Glitter Box: What is the realest, most honest piece of advice you have for a person working their way up in your field (or any field)?
Joan: Trust your people. I am an overthinker. I reread emails 5 times and delete at least 3 exclamation points before hitting "send" (and sometimes I hit "cancel" just to proofread it one more time). Courtesy of "imposter syndrome," I am always thinking about how others might see through my "fake it til you make it" and question my place. I am also humbled to have the most generous, thoughtful, innovative, brilliant, and truly resilient people supporting and loving me. So I've made it a habit to regularly ask myself: If I trust and look up to these people who I think are smart, kind badasses, why do I doubt their judgement when it comes to me? Trust your people: friends, family (blood or chosen), elders, mentors.

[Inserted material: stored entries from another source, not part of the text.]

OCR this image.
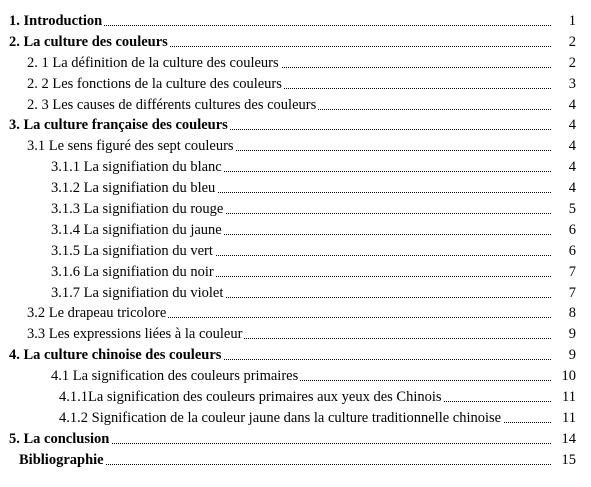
1. Introduction	1
2. La culture des couleurs	2
2. 1 La définition de la culture des couleurs	2
2. 2 Les fonctions de la culture des couleurs	3
2. 3 Les causes de différents cultures des couleurs	4
3. La culture française des couleurs	4
3.1 Le sens figuré des sept couleurs	4
3.1.1 La signifiation du blanc	4
3.1.2 La signifiation du bleu	4
3.1.3 La signifiation du rouge	5
3.1.4 La signifiation du jaune	6
3.1.5 La signifiation du vert	6
3.1.6 La signifiation du noir	7
3.1.7 La signifiation du violet	7
3.2 Le drapeau tricolore	8
3.3 Les expressions liées à la couleur	9
4. La culture chinoise des couleurs	9
4.1 La signification des couleurs primaires	10
4.1.1La signification des couleurs primaires aux yeux des Chinois	11
4.1.2 Signification de la couleur jaune dans la culture traditionnelle chinoise	11
5. La conclusion	14
Bibliographie	15
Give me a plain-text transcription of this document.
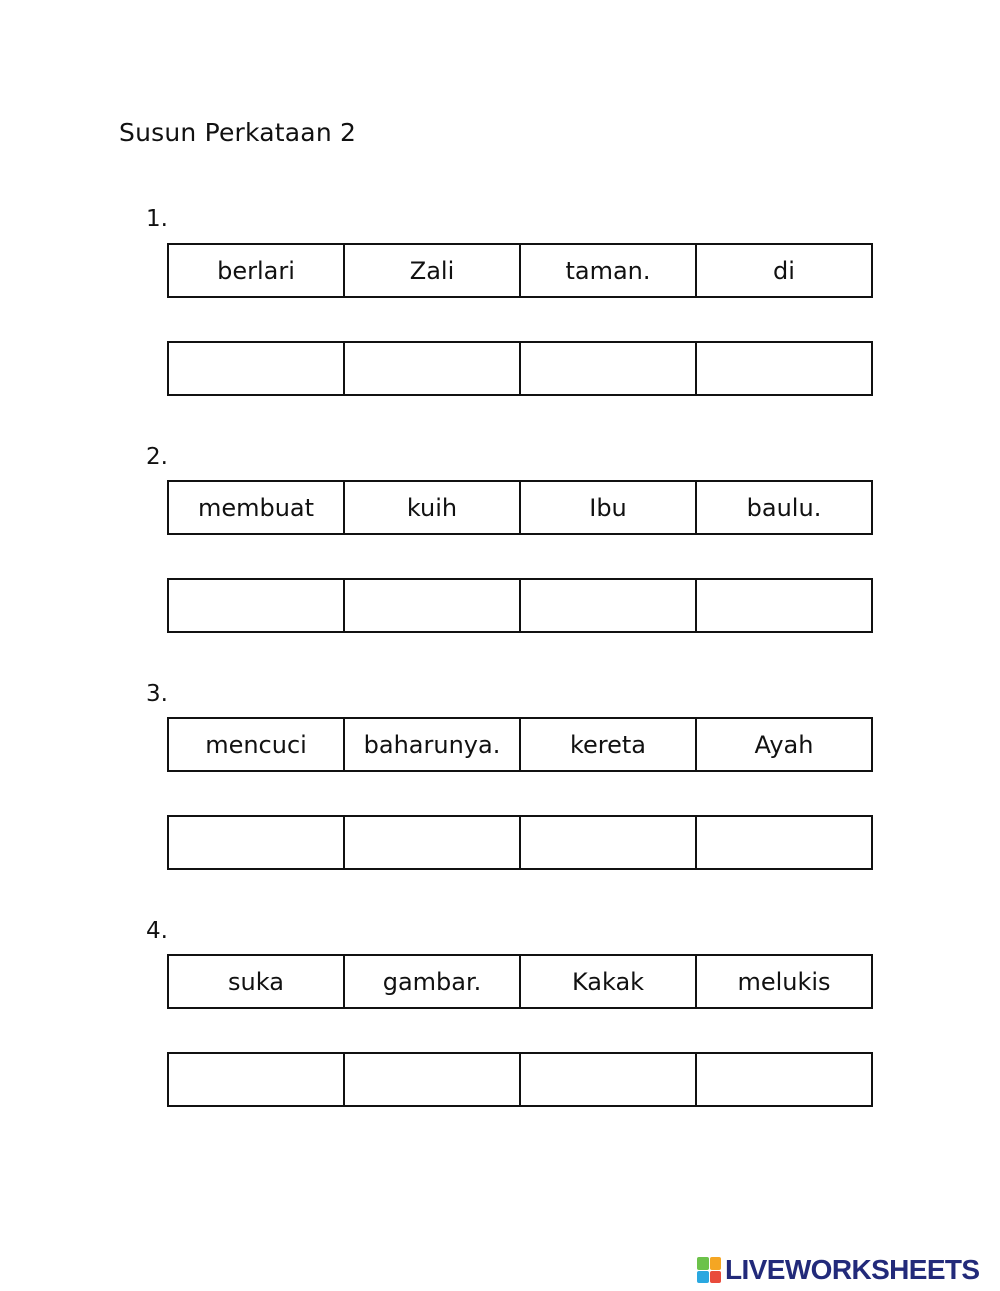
Susun Perkataan 2
1.
berlari	Zali	taman.	di
2.
membuat	kuih	Ibu	baulu.
3.
mencuci	baharunya.	kereta	Ayah
4.
suka	gambar.	Kakak	melukis
LIVEWORKSHEETS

Glitter Box: What do you think is the most important thing we need to do to achieve a more equitable and just society?
Joan: What a loaded question. I can't come up with a singular eloquent answer because my answer to this question changes frequently (normalize changing your opinion when presented with new information), but critical love will get us a good way there. A genuine love for self and community leads to an honest reckoning with privilege and a critical audit of one's accountability of values vs actions. Always ask yourself and your community: How is my intersectionality lending itself to the oppression of others & how do I do better? How do I hold myself and others accountable? When am I operating out of a scarcity mindset, gatekeeping resources or information?
Glitter Box: What does success look like to you? In your field, what are you working towards or striving for?
Joan: Electric Girls' mission is to increase girls' confidence and capabilities by engaging them through STEM. Success for an Electric Girl* is being in community with other learners, being confident enough to ask questions, build, be wrong, and keep growing because (not despite) of that. Success looks very similar for me: Am I trying hard? Am I always trying new things and growing? Are the people in my life//community able to do and explore what they're interested in? Do they have the necessary resources? Can I share or help them secure those resources?
*We use girl as a gender-expansive term to include cis-girls, trans-girls, non-binary youth, and gender non-conforming youth.